Kurt's problem was to understand himself. His great fight was with his own soul. His material difficulties and his despairing love had suddenly been transformed, so that they had lent his spirit wings. How many poor boys and girls in America must be helplessly divided between parents and country! How many faithful and blind parents, obedient to the laws of mind and heart, set for all time, must see a favorite son go out to fight against all they had held sacred!

That was all bad enough, but Kurt had more to contend with. No illusions had he of a chastened German spirit, a clarified German mind, an unbrutalized German heart. Kurt knew his father. What would change his father? Nothing but death! Death for himself or death for his only son! Kurt had an incalculable call to prove forever to himself that he was free. He had to spill his own blood to prove himself, or he had to spill that of an enemy. And he preferred that it should be his own. But that did not change a vivid and terrible picture which haunted him at times. He saw a dark, wide, and barren shingle of the world, a desert of desolation made by man, where strange, windy shrieks and thundering booms and awful cries went up in the night, and where drifting palls of smoke made starless sky, and bursts of reddish fires made hell.

Suddenly Kurt's slow pacing along the road was halted, as was the trend of his thought. He was not sure he had heard a sound. But he quivered all over. The night was far advanced now; the wind was almost still; the wheat was smooth and dark as the bosom of a resting sea. Kurt listened. He imagined he heard, far away, the faint roar of an automobile. But it might have been a train on the railroad. Sometimes on still nights he caught sounds like that.
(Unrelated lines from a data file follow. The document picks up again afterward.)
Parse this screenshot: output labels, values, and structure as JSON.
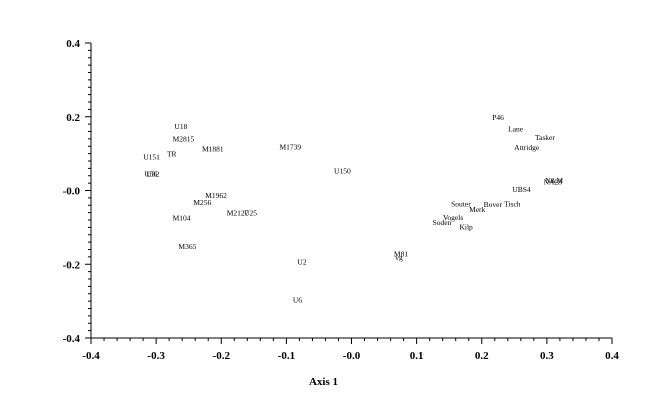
{
  "chart_data": {
    "type": "scatter",
    "title": "",
    "xlabel": "Axis 1",
    "ylabel": "",
    "xlim": [
      -0.4,
      0.4
    ],
    "ylim": [
      -0.4,
      0.4
    ],
    "x_ticks": [
      -0.4,
      -0.3,
      -0.2,
      -0.1,
      0.0,
      0.1,
      0.2,
      0.3,
      0.4
    ],
    "x_tick_labels": [
      "-0.4",
      "-0.3",
      "-0.2",
      "-0.1",
      "-0.0",
      "0.1",
      "0.2",
      "0.3",
      "0.4"
    ],
    "y_ticks": [
      0.4,
      0.2,
      0.0,
      -0.2,
      -0.4
    ],
    "y_tick_labels": [
      "0.4",
      "0.2",
      "-0.0",
      "-0.2",
      "-0.4"
    ],
    "grid": false,
    "legend": "none",
    "points": [
      {
        "label": "P46",
        "x": 0.225,
        "y": 0.2
      },
      {
        "label": "Lane",
        "x": 0.252,
        "y": 0.168
      },
      {
        "label": "Tasker",
        "x": 0.297,
        "y": 0.145
      },
      {
        "label": "Attridge",
        "x": 0.269,
        "y": 0.118
      },
      {
        "label": "N&M",
        "x": 0.311,
        "y": 0.029
      },
      {
        "label": "NA28",
        "x": 0.309,
        "y": 0.025
      },
      {
        "label": "UBS4",
        "x": 0.261,
        "y": 0.004
      },
      {
        "label": "Bover",
        "x": 0.217,
        "y": -0.036
      },
      {
        "label": "Tisch",
        "x": 0.247,
        "y": -0.035
      },
      {
        "label": "Souter",
        "x": 0.168,
        "y": -0.035
      },
      {
        "label": "Merk",
        "x": 0.193,
        "y": -0.05
      },
      {
        "label": "Vogels",
        "x": 0.156,
        "y": -0.072
      },
      {
        "label": "Soden",
        "x": 0.139,
        "y": -0.086
      },
      {
        "label": "Kilp",
        "x": 0.176,
        "y": -0.098
      },
      {
        "label": "M81",
        "x": 0.076,
        "y": -0.171
      },
      {
        "label": "vg",
        "x": 0.073,
        "y": -0.18
      },
      {
        "label": "U150",
        "x": -0.014,
        "y": 0.054
      },
      {
        "label": "U2",
        "x": -0.076,
        "y": -0.193
      },
      {
        "label": "U6",
        "x": -0.083,
        "y": -0.296
      },
      {
        "label": "M1739",
        "x": -0.094,
        "y": 0.119
      },
      {
        "label": "U18",
        "x": -0.262,
        "y": 0.175
      },
      {
        "label": "M2815",
        "x": -0.258,
        "y": 0.141
      },
      {
        "label": "M1881",
        "x": -0.213,
        "y": 0.114
      },
      {
        "label": "TR",
        "x": -0.276,
        "y": 0.1
      },
      {
        "label": "U151",
        "x": -0.307,
        "y": 0.092
      },
      {
        "label": "U56",
        "x": -0.308,
        "y": 0.046
      },
      {
        "label": "U82",
        "x": -0.305,
        "y": 0.046
      },
      {
        "label": "M1962",
        "x": -0.208,
        "y": -0.012
      },
      {
        "label": "M256",
        "x": -0.229,
        "y": -0.031
      },
      {
        "label": "M2127",
        "x": -0.175,
        "y": -0.06
      },
      {
        "label": "U25",
        "x": -0.155,
        "y": -0.06
      },
      {
        "label": "M104",
        "x": -0.261,
        "y": -0.073
      },
      {
        "label": "M365",
        "x": -0.252,
        "y": -0.15
      }
    ]
  }
}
Then a swish in the wheat, a soft thud, very low, unmistakably came to Kurt's ear. He listened, turning his ear to the wind. Presently he heard it again-a sound relating both to wheat and earth. In a hot flash he divined that some one had thrown fairly heavy bodies into the wheat-fields. Phosphorus cakes! Kurt held his breath while he peered down the gloomy road, his heart pounding, his hands gripping the rifle. And when he descried a dim form stealthily coming toward him he yelled, "Halt!"

Instantly the form wavered, moved swiftly, with quick pad of footfalls. Kurt shot once-twice-three times-and aimed as best he could to hit. The form either fell or went on out of sight in the gloom. Kurt answered the excited shouts of his men, calling them to come across to him. Then he went cautiously down the road, peering on the ground for a dark form. But he failed to find it, and presently had to admit that in the dark his aim had been poor. Bill came out to relieve Kurt, and together they went up and down the road for a mile without any glimpse of a skulking form. It was almost daylight when Kurt went home to get a few hours' sleep.